On March 1, 2011, the Supreme Court decided the case of Staub v. Proctor Hospital, and held that if a manager performs an act motivated by a prejudiced supervisor, and that supervisor intends to cause the employee harm, and the employee does suffer harm, then the employer can be held liable.
These are the facts in the case. Vincent Staub worked as an angiography technician for Proctor Hospital until 2004, when he was fired. While employed by the hospital, Staub was a member of the United States Army Reserve, which required him to attend drill one weekend per month and train full time for two to three weeks per year. Both Janice Mulally, Staub’s immediate supervisor, and Michael Korenchuk, Mullay’s manager, were hostile to Staub’s military obligations.
Mulally scheduled Staub for additional shifts without notice so that he would “pay back the department for everyone else having to bend over backwards to cover his schedule for the Reserves.” Mulally also told Staub’s co-worker, Leslie Sweborg, that Staub’s “military duty had been a strain on the department,” and asked Sweborg to help her “get rid of him.”

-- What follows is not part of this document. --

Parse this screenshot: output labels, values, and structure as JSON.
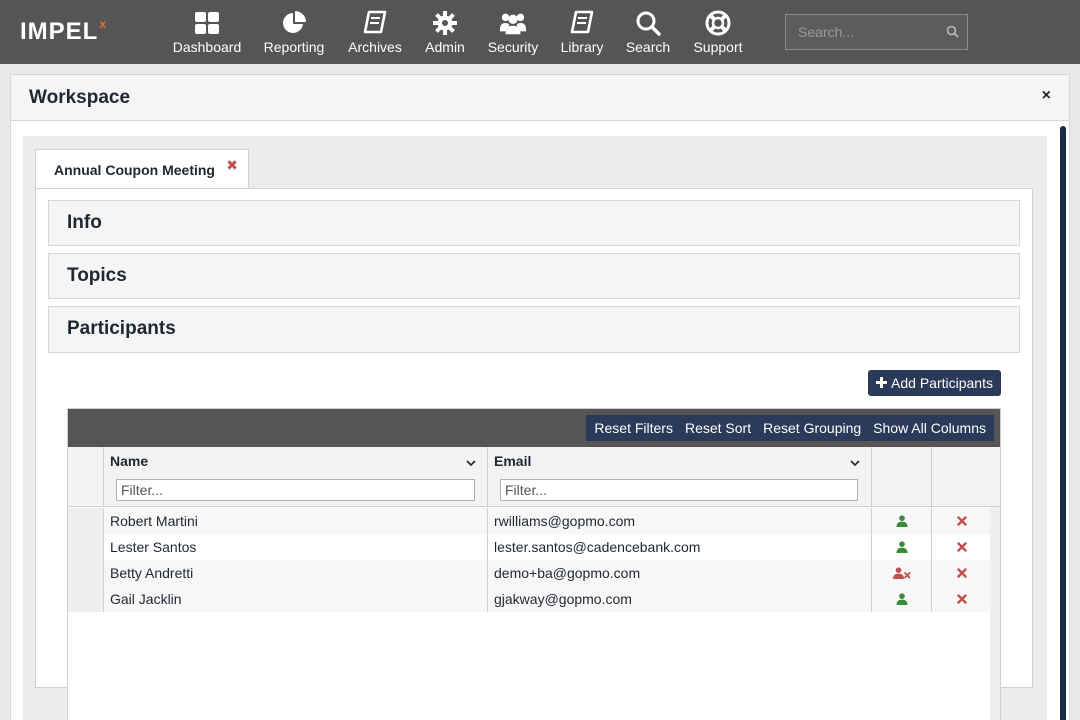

In January, 2004, Mulally took disciplinary action against Staub, which Staub claimed had no factual basis. The company placed Staub on a Corrective Action. Korenchuk then claimed that Staub violated the Corrective Action plan, and advised Linda Buck, the Vice-President of Human Resouces about Staub’s alleged violation. Buck relied heavily upon Korenchuk’s accusation and terminated Staub.

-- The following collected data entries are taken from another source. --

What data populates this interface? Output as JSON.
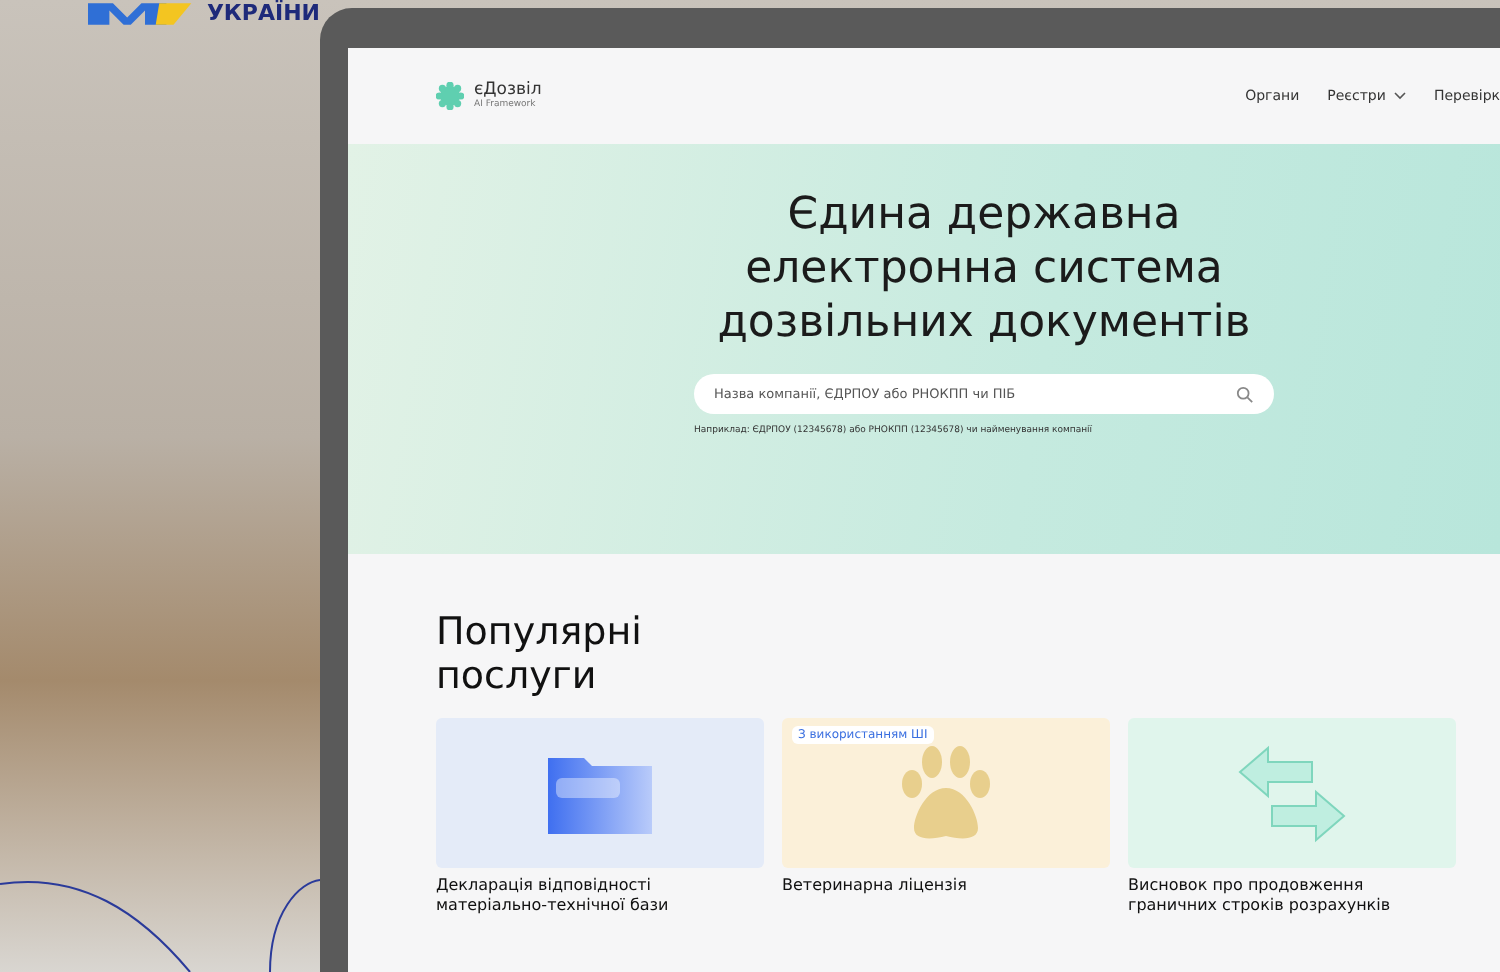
{
  "logo": {
    "text": "УКРАЇНИ"
  },
  "site": {
    "brand": "єДозвіл",
    "subtitle": "AI Framework",
    "nav": [
      {
        "label": "Органи",
        "dropdown": false
      },
      {
        "label": "Реєстри",
        "dropdown": true
      },
      {
        "label": "Перевірк",
        "dropdown": false
      }
    ]
  },
  "hero": {
    "title_lines": [
      "Єдина державна",
      "електронна система",
      "дозвільних документів"
    ],
    "search": {
      "placeholder": "Назва компанії, ЄДРПОУ або РНОКПП чи ПІБ"
    },
    "hint": "Наприклад: ЄДРПОУ (12345678) або РНОКПП (12345678) чи найменування компанії"
  },
  "popular": {
    "title_lines": [
      "Популярні",
      "послуги"
    ],
    "cards": [
      {
        "kind": "folder",
        "title": "Декларація відповідності матеріально-технічної бази"
      },
      {
        "kind": "paw",
        "title": "Ветеринарна ліцензія",
        "badge": "З використанням ШІ"
      },
      {
        "kind": "arrows",
        "title": "Висновок про продовження граничних строків розрахунків"
      }
    ]
  }
}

Staub filed suit, claiming a violation of federal law. A jury found in his favor, but the Seventh Circuit Court of Appeals reversed. The high court, however, found in Staub’s favor, reasoning that Mulally and Korenchuk acted within the scope of their employment and were causal factors in Staub’s discharge. We expect that this opinion will be applied broadly to many other federal employment laws.
Cook County Jury Verdict Reporter Notes Significant Downturn in Plaintiff’s Verdicts.
According to a recent study by the Cook County Jury Verdict Reporter, a publication which tracks jury verdicts in Illinois, the number of jury verdicts returned in favor of Plaintiffs is sharply down in Cook County. For the past five years, juries returned verdicts for Plaintiffs ranging from a low of 47.3% to a high of 54.9% for all types of personal injury cases. For the period of September, 2008, through March, 2009, the total number of Plaintiff jury verdicts dropped to 37.6%. In the collar counties, however, juries returned verdicts for Plaintiffs 52.2% of the time.
These statistics are surprising to trial lawyers, who view Cook County as one of the most friendly venues to bring personal injury cases. Medical malpractice verdicts have also dropped considerably. In the 2003-2004 time frame, Cook County juries returned verdicts for Plaintiffs 31.3% of the time. During the most recent tracking period, that number has dropped to 24.2%.
What accounts for the sudden drop? While no one can say for sure, some attorneys attribute it to the difficult economic times. Other attorneys claim that it is due to the defense bar’s efforts at tort reform. Regardless, it definitely is a factor for Plaintiff’s attorneys to consider whether to settle a case.